Esta secção caracteriza-se tanto pela argumentação de Jesus face à Sua missão e à natureza do Seu papel na revelação divina, na Sua qualidade de Messias como pelo desconforto que as Suas palavras produzem na assistência, amarrada aos preconceitos criados pelo ensino oficial da tradição religiosa.

Nesta argumentação, Jesus põe em causa os fundamentos de todo um ensino que distorcia a intenção fundamental das Escrituras e da Revelação em que esse mesmo ensino se dizia basear. O resultado dessa argumentação redunda na consolidação das posições de aceitação ou rejeição da Sua doutrina por parte a audiência. Mas aceitando-O ou rejeitando-O, em todos a mensagem de Jesus e a Sua argumentação produzem espanto e estupefacção. Disso é testemunha a interrogação dos assistentes: “Como sabe este letras, não as tendo aprendido?” (v. 15).

Como vimos, Jesus surge incógnito na festa (v. 10). No entanto, devido a ter-se tornado uma figura conhecida, fruto das Suas intervenções anteriores, todos esperavam que a qualquer momento aparecesse (v. 11). Ao mesmo tempo, definem-se as opiniões a Seu respeito. Podemos detectar três atitudes – a das autoridades que queriam ver-se livres d’Ele e, de entre o povo, os que O consideravam bom, aceitando-O, e os que defendiam que era um enganador, rejeitando-O (v. 12).

Presumivelmente, o autor deste evangelho ao referir que Jesus foi incógnito à festa a fim de, ao aparecer, surgir inesperadamente sem que ninguém suspeitasse quer de onde vinha, quer do momento em que se manifestaria tinha a intenção de O realçar como Messias. É que entre os Judeus corria a ideia de que o Messias, antes da sua apresentação majestosa e gloriosa, apareceria de súbito em público, sem aviso, sem que ninguém suspeitasse desse momento. Ora, ao ir incógnito e ao apresentar-se de surpresa no Templo, a ensinar, isso podia ser interpretado como um sinal da Sua messianidade. João dá testemunho desse facto no versículo 27: “Quando vier o Cristo, ninguém saberá de onde ele é.” Esta declaração está ligada ao espanto provocado pelo ensino público no Templo, numa situação em que se sabia da decisão das autoridades de O matarem (v. 25). Ora, falando com tanto à vontade e livremente, não admira a hipótese de os responsáveis religiosos se terem convencido de que Ele era o Messias (v. 26). Mas isso contradizia todas as convicções tradicionais: não se sabia de onde vinha o Messias, mas todos sabiam de onde provinha Jesus. O Seu trajecto era conhecido e todos sabiam que Jesus ia e vinha da Galileia. O próprio Jesus confirma isso: “Vós conheceis-me e sabeis de onde sou.” (v. 28) Como poderia então ser Ele o Messias?
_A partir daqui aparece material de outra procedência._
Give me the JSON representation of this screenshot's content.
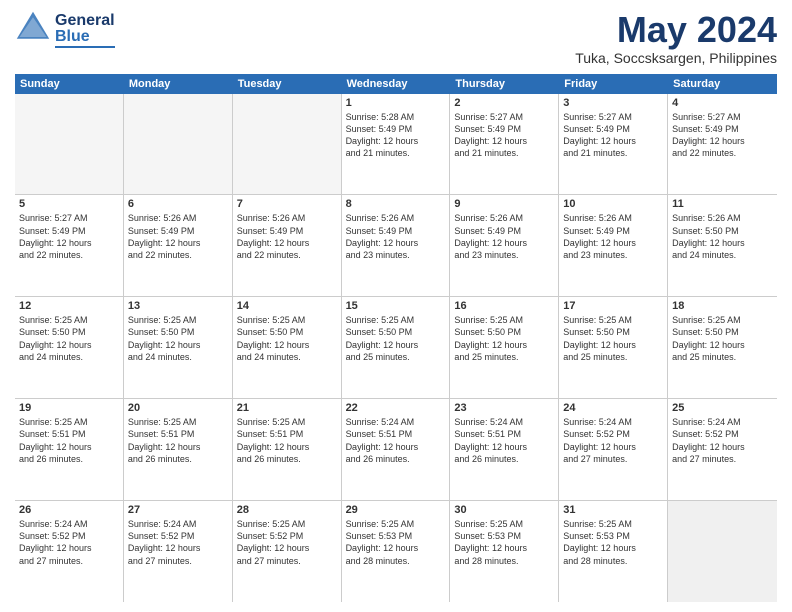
{
  "header": {
    "logo": {
      "general": "General",
      "blue": "Blue"
    },
    "title": "May 2024",
    "subtitle": "Tuka, Soccsksargen, Philippines"
  },
  "calendar": {
    "days_of_week": [
      "Sunday",
      "Monday",
      "Tuesday",
      "Wednesday",
      "Thursday",
      "Friday",
      "Saturday"
    ],
    "accent_color": "#2a6db5",
    "weeks": [
      [
        {
          "day": "",
          "info": "",
          "empty": true
        },
        {
          "day": "",
          "info": "",
          "empty": true
        },
        {
          "day": "",
          "info": "",
          "empty": true
        },
        {
          "day": "1",
          "info": "Sunrise: 5:28 AM\nSunset: 5:49 PM\nDaylight: 12 hours\nand 21 minutes.",
          "empty": false
        },
        {
          "day": "2",
          "info": "Sunrise: 5:27 AM\nSunset: 5:49 PM\nDaylight: 12 hours\nand 21 minutes.",
          "empty": false
        },
        {
          "day": "3",
          "info": "Sunrise: 5:27 AM\nSunset: 5:49 PM\nDaylight: 12 hours\nand 21 minutes.",
          "empty": false
        },
        {
          "day": "4",
          "info": "Sunrise: 5:27 AM\nSunset: 5:49 PM\nDaylight: 12 hours\nand 22 minutes.",
          "empty": false
        }
      ],
      [
        {
          "day": "5",
          "info": "Sunrise: 5:27 AM\nSunset: 5:49 PM\nDaylight: 12 hours\nand 22 minutes.",
          "empty": false
        },
        {
          "day": "6",
          "info": "Sunrise: 5:26 AM\nSunset: 5:49 PM\nDaylight: 12 hours\nand 22 minutes.",
          "empty": false
        },
        {
          "day": "7",
          "info": "Sunrise: 5:26 AM\nSunset: 5:49 PM\nDaylight: 12 hours\nand 22 minutes.",
          "empty": false
        },
        {
          "day": "8",
          "info": "Sunrise: 5:26 AM\nSunset: 5:49 PM\nDaylight: 12 hours\nand 23 minutes.",
          "empty": false
        },
        {
          "day": "9",
          "info": "Sunrise: 5:26 AM\nSunset: 5:49 PM\nDaylight: 12 hours\nand 23 minutes.",
          "empty": false
        },
        {
          "day": "10",
          "info": "Sunrise: 5:26 AM\nSunset: 5:49 PM\nDaylight: 12 hours\nand 23 minutes.",
          "empty": false
        },
        {
          "day": "11",
          "info": "Sunrise: 5:26 AM\nSunset: 5:50 PM\nDaylight: 12 hours\nand 24 minutes.",
          "empty": false
        }
      ],
      [
        {
          "day": "12",
          "info": "Sunrise: 5:25 AM\nSunset: 5:50 PM\nDaylight: 12 hours\nand 24 minutes.",
          "empty": false
        },
        {
          "day": "13",
          "info": "Sunrise: 5:25 AM\nSunset: 5:50 PM\nDaylight: 12 hours\nand 24 minutes.",
          "empty": false
        },
        {
          "day": "14",
          "info": "Sunrise: 5:25 AM\nSunset: 5:50 PM\nDaylight: 12 hours\nand 24 minutes.",
          "empty": false
        },
        {
          "day": "15",
          "info": "Sunrise: 5:25 AM\nSunset: 5:50 PM\nDaylight: 12 hours\nand 25 minutes.",
          "empty": false
        },
        {
          "day": "16",
          "info": "Sunrise: 5:25 AM\nSunset: 5:50 PM\nDaylight: 12 hours\nand 25 minutes.",
          "empty": false
        },
        {
          "day": "17",
          "info": "Sunrise: 5:25 AM\nSunset: 5:50 PM\nDaylight: 12 hours\nand 25 minutes.",
          "empty": false
        },
        {
          "day": "18",
          "info": "Sunrise: 5:25 AM\nSunset: 5:50 PM\nDaylight: 12 hours\nand 25 minutes.",
          "empty": false
        }
      ],
      [
        {
          "day": "19",
          "info": "Sunrise: 5:25 AM\nSunset: 5:51 PM\nDaylight: 12 hours\nand 26 minutes.",
          "empty": false
        },
        {
          "day": "20",
          "info": "Sunrise: 5:25 AM\nSunset: 5:51 PM\nDaylight: 12 hours\nand 26 minutes.",
          "empty": false
        },
        {
          "day": "21",
          "info": "Sunrise: 5:25 AM\nSunset: 5:51 PM\nDaylight: 12 hours\nand 26 minutes.",
          "empty": false
        },
        {
          "day": "22",
          "info": "Sunrise: 5:24 AM\nSunset: 5:51 PM\nDaylight: 12 hours\nand 26 minutes.",
          "empty": false
        },
        {
          "day": "23",
          "info": "Sunrise: 5:24 AM\nSunset: 5:51 PM\nDaylight: 12 hours\nand 26 minutes.",
          "empty": false
        },
        {
          "day": "24",
          "info": "Sunrise: 5:24 AM\nSunset: 5:52 PM\nDaylight: 12 hours\nand 27 minutes.",
          "empty": false
        },
        {
          "day": "25",
          "info": "Sunrise: 5:24 AM\nSunset: 5:52 PM\nDaylight: 12 hours\nand 27 minutes.",
          "empty": false
        }
      ],
      [
        {
          "day": "26",
          "info": "Sunrise: 5:24 AM\nSunset: 5:52 PM\nDaylight: 12 hours\nand 27 minutes.",
          "empty": false
        },
        {
          "day": "27",
          "info": "Sunrise: 5:24 AM\nSunset: 5:52 PM\nDaylight: 12 hours\nand 27 minutes.",
          "empty": false
        },
        {
          "day": "28",
          "info": "Sunrise: 5:25 AM\nSunset: 5:52 PM\nDaylight: 12 hours\nand 27 minutes.",
          "empty": false
        },
        {
          "day": "29",
          "info": "Sunrise: 5:25 AM\nSunset: 5:53 PM\nDaylight: 12 hours\nand 28 minutes.",
          "empty": false
        },
        {
          "day": "30",
          "info": "Sunrise: 5:25 AM\nSunset: 5:53 PM\nDaylight: 12 hours\nand 28 minutes.",
          "empty": false
        },
        {
          "day": "31",
          "info": "Sunrise: 5:25 AM\nSunset: 5:53 PM\nDaylight: 12 hours\nand 28 minutes.",
          "empty": false
        },
        {
          "day": "",
          "info": "",
          "empty": true
        }
      ]
    ]
  }
}
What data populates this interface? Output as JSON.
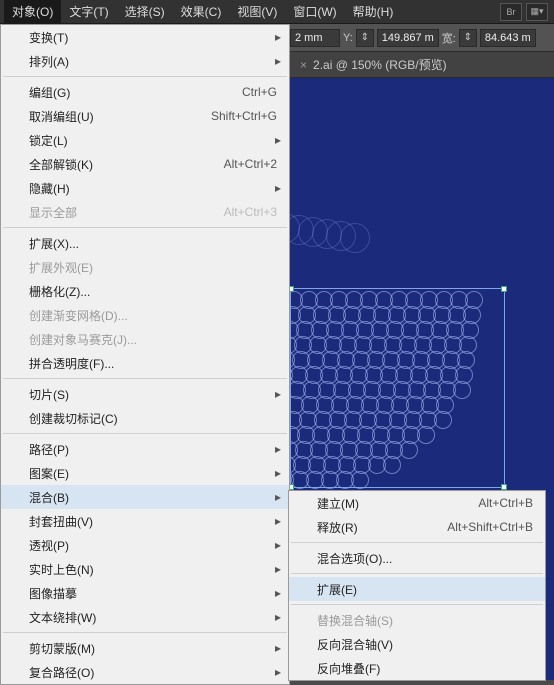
{
  "menubar": {
    "items": [
      "对象(O)",
      "文字(T)",
      "选择(S)",
      "效果(C)",
      "视图(V)",
      "窗口(W)",
      "帮助(H)"
    ],
    "icons": [
      "Br",
      "▦▾"
    ]
  },
  "toolbar": {
    "x_val": "2 mm",
    "y_lbl": "Y:",
    "y_val": "149.867 m",
    "w_lbl": "宽:",
    "w_val": "84.643 m"
  },
  "tab": {
    "title": "2.ai @ 150% (RGB/预览)",
    "close": "×"
  },
  "menu1": {
    "g1": [
      {
        "label": "变换(T)",
        "arrow": true
      },
      {
        "label": "排列(A)",
        "arrow": true
      }
    ],
    "g2": [
      {
        "label": "编组(G)",
        "sc": "Ctrl+G"
      },
      {
        "label": "取消编组(U)",
        "sc": "Shift+Ctrl+G"
      },
      {
        "label": "锁定(L)",
        "arrow": true
      },
      {
        "label": "全部解锁(K)",
        "sc": "Alt+Ctrl+2"
      },
      {
        "label": "隐藏(H)",
        "arrow": true
      },
      {
        "label": "显示全部",
        "sc": "Alt+Ctrl+3",
        "disabled": true
      }
    ],
    "g3": [
      {
        "label": "扩展(X)..."
      },
      {
        "label": "扩展外观(E)",
        "disabled": true
      },
      {
        "label": "栅格化(Z)..."
      },
      {
        "label": "创建渐变网格(D)...",
        "disabled": true
      },
      {
        "label": "创建对象马赛克(J)...",
        "disabled": true
      },
      {
        "label": "拼合透明度(F)..."
      }
    ],
    "g4": [
      {
        "label": "切片(S)",
        "arrow": true
      },
      {
        "label": "创建裁切标记(C)"
      }
    ],
    "g5": [
      {
        "label": "路径(P)",
        "arrow": true
      },
      {
        "label": "图案(E)",
        "arrow": true
      },
      {
        "label": "混合(B)",
        "arrow": true,
        "hover": true
      },
      {
        "label": "封套扭曲(V)",
        "arrow": true
      },
      {
        "label": "透视(P)",
        "arrow": true
      },
      {
        "label": "实时上色(N)",
        "arrow": true
      },
      {
        "label": "图像描摹",
        "arrow": true
      },
      {
        "label": "文本绕排(W)",
        "arrow": true
      }
    ],
    "g6": [
      {
        "label": "剪切蒙版(M)",
        "arrow": true
      },
      {
        "label": "复合路径(O)",
        "arrow": true
      }
    ]
  },
  "menu2": {
    "g1": [
      {
        "label": "建立(M)",
        "sc": "Alt+Ctrl+B"
      },
      {
        "label": "释放(R)",
        "sc": "Alt+Shift+Ctrl+B"
      }
    ],
    "g2": [
      {
        "label": "混合选项(O)..."
      }
    ],
    "g3": [
      {
        "label": "扩展(E)",
        "hover": true
      }
    ],
    "g4": [
      {
        "label": "替换混合轴(S)",
        "disabled": true
      },
      {
        "label": "反向混合轴(V)"
      },
      {
        "label": "反向堆叠(F)"
      }
    ]
  }
}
Por aqui, vemos que a presença e identidade de Jesus provocavam polémica e não produziam consenso. A essa falta de consenso e a essa estupefacção, Jesus vai contra-argumentar com o Seu pensamento face às práticas religiosas dominantes e com a verdadeira natureza da Sua missão, da Sua função e do Seu ministério, tanto em palavras como em actos.

Quando os Judeus se interrogam quanto ao facto de Ele saber tantas coisas sem as ter aprendido (v. 15), estão a exigir-Lhe credenciais, ou seja, querem saber em nome de quem ensina o que ensina, querem saber de onde Lhe vem tal sabedoria. Pelo menos reconhecem que a mensagem de Jesus os obriga a pensar, comparando-a com o ensino tradicional. Há implicitamente o reconhecimento de que há algo de novo no ensino de Jesus, talvez até algo de positivo.

A resposta de Jesus não deixa de ser surpreendente e de ser paradoxal. Começa por primeiro afirmar a Sua subordinação a alguém que Lhe é superior, ao declarar-se como mero anunciador de quem O enviara e a quem reconhece a autoria da Sua mensagem. Assim deve ser a atitude do pregador do Evangelho, que não passa de um arauto de uma mensagem que não é sua e que o transcende.

Mas ao mesmo tempo, Jesus reconhece que se move em autoridade porque precisamente não fala de si mesmo nem busca a glória pessoal, mas a glória de quem O enviou. A força e a autoridade do arauto não estão nele mas reflectem-se no seu acto de obediência ao ser aquilo para que foi mandatado – arauto. No versículo 16, esta verdade é afirmada de modo muito claro: “a minha doutrina não é minha mas daquele que me enviou.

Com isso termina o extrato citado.